The concerns centre on potential loyalist reaction to a renewed ban on Orangemen parading along a contentious stretch of road in the north of the city.
There were five successive nights of violence after a number of Orange lodges were prevented from parading past the nationalist Ardoyne area at the end of traditional Twelfth of July Orange Order commemorations last Friday.
In an unexpected move earlier this week, Orangemen made a new application to the Parades Commission adjudication body to march the disputed Crumlin Road section of the route today.
That bid was again rejected by the commission — a move that is likely to prompt another stand-off between police and protesters at the same community interface area later.
Since trouble first flared eight days ago, more than 70 police officers have been injured in the clashes with about 75 people arrested.
Much of the trouble has been witnessed in the loyalist Woodvale Road area close to the Ardoyne. It is there where the Orangemen and their supporters have been prevented by police from continuing forward on to the Crumlin Road.
The Orangemen will again attempt to parade up to the police lines today.
The Orange Institution has branded the latest Parades Commission decision an indictment of a discredited organisation but has appealed for peace on the streets, insisting those intent on trouble should stay away.
The commission expressed disappointment the Orange Order and unionist politicians refused to engage with it as it considered the parade application.
Yesterday Northern Ireland Secretary of State Theresa Villiers warned that further violence would only serve to undermine efforts to bring jobs and investment to the region.
Last year, republicans rioted in Ardoyne when the Orange lodges were permitted to parade on Crumlin Road as they returned from Twelfth events.
Sinn Fein and the SDLP have heavily criticised the Orangemen for lodging a second application to parade this weekend following last week’s violence, branding the move “irresponsible”.
In a statement released tonight, the Orange Order said it was determined its campaign of protests would continue but urged people intent on violence to stay away.

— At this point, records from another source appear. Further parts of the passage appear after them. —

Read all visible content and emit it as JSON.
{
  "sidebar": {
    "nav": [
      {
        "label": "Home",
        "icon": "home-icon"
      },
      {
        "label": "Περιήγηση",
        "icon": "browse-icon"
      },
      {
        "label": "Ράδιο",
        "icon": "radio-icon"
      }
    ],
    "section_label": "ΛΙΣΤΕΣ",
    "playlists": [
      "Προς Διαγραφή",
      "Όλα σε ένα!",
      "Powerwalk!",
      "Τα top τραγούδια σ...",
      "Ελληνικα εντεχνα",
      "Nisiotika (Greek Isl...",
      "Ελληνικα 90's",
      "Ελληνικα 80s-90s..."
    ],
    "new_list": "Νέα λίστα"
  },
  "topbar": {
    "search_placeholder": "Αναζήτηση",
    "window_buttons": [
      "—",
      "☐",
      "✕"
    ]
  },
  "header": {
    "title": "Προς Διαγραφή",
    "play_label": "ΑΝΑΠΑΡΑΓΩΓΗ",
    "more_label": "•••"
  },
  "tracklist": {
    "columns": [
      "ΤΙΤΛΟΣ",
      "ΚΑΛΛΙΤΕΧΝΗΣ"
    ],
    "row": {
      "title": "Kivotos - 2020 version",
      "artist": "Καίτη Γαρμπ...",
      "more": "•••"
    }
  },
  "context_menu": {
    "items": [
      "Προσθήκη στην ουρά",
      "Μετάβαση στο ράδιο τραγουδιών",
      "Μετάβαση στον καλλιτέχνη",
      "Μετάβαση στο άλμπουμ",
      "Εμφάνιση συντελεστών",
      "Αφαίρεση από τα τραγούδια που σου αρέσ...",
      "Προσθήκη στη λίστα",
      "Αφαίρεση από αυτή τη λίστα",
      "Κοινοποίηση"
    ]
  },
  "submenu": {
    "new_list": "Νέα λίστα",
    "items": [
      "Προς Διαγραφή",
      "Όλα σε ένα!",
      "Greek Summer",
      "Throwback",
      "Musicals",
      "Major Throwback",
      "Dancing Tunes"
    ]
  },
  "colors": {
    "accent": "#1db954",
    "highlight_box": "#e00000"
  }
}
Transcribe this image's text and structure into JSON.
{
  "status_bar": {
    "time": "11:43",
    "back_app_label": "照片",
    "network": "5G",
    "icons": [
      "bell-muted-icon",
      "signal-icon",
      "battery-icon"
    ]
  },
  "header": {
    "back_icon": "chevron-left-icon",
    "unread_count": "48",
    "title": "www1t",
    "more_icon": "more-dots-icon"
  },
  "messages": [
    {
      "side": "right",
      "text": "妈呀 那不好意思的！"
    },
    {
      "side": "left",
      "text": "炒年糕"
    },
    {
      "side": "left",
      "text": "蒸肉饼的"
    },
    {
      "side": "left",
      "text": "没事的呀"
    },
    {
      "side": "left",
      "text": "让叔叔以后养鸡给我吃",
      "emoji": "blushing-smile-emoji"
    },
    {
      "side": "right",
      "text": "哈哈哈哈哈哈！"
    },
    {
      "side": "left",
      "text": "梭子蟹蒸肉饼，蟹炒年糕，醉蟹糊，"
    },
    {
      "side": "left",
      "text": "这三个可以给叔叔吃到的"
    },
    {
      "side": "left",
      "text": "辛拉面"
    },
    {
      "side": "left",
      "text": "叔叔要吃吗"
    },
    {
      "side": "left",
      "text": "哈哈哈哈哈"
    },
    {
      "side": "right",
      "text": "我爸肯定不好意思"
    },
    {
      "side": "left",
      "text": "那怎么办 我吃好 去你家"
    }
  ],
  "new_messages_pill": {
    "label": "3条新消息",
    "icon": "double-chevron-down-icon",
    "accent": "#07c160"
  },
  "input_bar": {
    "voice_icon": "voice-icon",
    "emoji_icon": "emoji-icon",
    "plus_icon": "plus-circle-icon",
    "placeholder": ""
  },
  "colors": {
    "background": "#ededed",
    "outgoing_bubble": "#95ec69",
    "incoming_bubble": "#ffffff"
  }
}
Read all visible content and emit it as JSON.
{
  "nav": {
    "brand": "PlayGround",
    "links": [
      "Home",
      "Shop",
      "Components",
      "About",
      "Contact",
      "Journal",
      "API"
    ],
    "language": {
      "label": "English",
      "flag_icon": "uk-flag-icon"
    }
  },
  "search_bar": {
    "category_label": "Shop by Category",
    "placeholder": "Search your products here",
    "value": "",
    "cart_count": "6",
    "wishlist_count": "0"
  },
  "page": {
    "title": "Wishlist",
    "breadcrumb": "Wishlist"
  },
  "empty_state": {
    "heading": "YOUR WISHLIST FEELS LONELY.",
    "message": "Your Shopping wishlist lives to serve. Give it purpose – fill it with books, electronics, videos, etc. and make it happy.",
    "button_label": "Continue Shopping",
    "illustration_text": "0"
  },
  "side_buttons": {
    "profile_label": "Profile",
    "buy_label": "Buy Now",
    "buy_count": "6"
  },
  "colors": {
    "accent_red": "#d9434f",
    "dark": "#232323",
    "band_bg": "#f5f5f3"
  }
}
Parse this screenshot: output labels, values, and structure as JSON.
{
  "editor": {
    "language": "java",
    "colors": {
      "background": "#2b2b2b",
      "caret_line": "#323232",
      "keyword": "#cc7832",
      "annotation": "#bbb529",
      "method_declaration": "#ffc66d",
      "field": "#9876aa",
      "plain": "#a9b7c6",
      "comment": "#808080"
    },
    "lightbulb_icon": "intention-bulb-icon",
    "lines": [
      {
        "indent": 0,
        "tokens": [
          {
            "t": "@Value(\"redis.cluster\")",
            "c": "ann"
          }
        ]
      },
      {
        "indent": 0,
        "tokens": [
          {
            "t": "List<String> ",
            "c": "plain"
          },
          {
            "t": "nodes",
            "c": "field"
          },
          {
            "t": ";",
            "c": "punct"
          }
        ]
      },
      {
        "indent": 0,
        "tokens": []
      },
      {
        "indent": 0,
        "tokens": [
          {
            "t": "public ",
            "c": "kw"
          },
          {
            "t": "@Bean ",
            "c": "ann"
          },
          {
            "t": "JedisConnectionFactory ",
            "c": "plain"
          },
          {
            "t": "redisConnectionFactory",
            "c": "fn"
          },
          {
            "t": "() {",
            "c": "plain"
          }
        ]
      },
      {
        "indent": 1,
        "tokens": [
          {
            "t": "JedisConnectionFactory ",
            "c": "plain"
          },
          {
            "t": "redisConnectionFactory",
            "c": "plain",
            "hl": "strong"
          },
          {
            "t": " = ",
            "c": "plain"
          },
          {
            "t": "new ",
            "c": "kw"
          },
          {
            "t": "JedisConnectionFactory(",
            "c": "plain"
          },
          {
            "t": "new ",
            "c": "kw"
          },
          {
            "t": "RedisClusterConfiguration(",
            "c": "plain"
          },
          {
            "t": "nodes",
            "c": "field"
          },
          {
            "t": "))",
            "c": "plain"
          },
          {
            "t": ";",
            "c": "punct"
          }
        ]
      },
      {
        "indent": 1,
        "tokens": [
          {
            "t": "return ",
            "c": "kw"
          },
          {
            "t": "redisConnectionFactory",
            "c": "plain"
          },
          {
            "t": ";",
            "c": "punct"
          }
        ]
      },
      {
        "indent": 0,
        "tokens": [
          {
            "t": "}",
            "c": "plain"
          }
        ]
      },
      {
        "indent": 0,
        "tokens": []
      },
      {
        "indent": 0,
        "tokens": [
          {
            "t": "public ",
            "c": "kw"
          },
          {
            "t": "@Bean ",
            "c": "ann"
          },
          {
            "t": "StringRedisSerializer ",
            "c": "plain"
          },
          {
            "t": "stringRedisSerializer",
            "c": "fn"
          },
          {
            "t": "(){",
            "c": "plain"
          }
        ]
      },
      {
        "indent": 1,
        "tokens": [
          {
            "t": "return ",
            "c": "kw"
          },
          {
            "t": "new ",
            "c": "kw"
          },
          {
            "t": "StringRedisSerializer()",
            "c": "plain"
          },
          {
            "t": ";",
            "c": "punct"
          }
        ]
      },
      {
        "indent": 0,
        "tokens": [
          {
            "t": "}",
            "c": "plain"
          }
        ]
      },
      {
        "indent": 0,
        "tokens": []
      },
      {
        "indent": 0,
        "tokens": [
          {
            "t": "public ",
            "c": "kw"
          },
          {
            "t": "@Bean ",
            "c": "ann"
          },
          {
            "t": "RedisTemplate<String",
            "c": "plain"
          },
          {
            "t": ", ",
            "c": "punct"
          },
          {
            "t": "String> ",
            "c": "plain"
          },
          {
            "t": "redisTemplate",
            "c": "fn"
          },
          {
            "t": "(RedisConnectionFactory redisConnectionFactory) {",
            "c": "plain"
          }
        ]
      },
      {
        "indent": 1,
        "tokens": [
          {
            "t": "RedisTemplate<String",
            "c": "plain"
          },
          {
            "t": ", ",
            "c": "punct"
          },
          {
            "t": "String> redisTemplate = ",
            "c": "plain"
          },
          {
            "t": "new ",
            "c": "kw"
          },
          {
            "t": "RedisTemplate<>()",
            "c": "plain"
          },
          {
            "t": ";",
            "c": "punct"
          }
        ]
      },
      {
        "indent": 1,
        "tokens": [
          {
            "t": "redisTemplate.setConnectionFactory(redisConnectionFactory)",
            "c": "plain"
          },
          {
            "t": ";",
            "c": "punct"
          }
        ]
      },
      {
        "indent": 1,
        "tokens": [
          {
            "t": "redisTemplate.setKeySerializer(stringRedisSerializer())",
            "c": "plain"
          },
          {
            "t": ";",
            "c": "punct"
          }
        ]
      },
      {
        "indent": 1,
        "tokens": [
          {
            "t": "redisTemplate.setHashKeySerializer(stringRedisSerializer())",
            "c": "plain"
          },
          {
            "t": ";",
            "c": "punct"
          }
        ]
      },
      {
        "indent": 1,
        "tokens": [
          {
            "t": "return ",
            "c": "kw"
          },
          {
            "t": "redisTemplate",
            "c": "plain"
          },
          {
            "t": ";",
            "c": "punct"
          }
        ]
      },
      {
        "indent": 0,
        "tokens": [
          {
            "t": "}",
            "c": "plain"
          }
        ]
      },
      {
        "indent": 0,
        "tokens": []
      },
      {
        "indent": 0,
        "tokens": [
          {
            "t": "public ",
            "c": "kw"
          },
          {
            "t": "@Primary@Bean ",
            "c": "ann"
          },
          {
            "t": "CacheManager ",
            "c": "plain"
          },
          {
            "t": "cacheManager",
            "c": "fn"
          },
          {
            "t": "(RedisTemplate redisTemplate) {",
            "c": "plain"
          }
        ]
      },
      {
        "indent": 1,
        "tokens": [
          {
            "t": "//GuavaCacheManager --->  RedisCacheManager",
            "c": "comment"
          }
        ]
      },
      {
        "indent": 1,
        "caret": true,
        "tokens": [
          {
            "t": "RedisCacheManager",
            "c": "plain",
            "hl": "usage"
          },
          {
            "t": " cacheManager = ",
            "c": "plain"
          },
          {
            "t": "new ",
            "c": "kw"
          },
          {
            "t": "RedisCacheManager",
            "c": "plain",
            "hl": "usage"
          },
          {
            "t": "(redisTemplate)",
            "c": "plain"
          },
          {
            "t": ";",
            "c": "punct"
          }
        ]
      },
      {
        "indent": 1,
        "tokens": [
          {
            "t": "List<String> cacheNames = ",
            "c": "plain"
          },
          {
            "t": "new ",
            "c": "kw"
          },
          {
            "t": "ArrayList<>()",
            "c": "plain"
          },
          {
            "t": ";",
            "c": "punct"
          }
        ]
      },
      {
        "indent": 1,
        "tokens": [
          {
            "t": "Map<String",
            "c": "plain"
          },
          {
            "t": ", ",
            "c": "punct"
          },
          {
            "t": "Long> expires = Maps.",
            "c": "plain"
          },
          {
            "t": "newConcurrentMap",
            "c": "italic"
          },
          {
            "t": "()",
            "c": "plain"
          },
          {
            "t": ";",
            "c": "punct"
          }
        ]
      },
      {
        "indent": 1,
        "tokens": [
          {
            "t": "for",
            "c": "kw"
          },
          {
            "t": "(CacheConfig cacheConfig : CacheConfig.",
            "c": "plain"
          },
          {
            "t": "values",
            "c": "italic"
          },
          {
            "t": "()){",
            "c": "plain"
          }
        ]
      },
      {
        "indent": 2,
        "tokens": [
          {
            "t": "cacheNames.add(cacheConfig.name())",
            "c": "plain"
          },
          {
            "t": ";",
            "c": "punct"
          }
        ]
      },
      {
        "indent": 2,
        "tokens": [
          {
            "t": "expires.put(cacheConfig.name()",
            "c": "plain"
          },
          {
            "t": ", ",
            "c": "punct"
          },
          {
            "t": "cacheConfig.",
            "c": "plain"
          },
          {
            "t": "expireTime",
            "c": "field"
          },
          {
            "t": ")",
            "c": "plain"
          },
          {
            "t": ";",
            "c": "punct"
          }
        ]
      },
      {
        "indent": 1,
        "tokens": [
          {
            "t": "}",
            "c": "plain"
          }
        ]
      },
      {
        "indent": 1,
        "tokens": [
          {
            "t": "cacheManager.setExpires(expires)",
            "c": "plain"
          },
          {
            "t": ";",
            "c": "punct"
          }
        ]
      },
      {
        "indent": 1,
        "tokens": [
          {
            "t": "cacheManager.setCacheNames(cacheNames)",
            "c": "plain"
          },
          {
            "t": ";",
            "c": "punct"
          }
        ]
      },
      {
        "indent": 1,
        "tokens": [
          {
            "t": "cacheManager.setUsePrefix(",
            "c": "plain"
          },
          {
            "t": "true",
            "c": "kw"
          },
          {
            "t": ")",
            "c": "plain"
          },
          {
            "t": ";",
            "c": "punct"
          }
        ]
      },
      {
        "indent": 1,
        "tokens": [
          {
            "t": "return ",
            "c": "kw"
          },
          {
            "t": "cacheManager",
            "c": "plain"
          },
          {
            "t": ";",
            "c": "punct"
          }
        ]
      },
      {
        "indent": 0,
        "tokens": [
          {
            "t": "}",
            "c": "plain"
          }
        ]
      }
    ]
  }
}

Belfast County Grand Master George Chittick said: “The planned parade to protest at the demeaning determination of the Parades Commission must be peaceful. The only way the Orange family will achieve their objectives — to see the Ligoniel lodges home and the Parades Commission disbanded — is by peaceful means. Anyone who is coming to the parade must be committed to protesting peacefully and dispersing when asked to do so.”
The institution said it would be distributing leaflets to all participants, encouraging peaceful protest.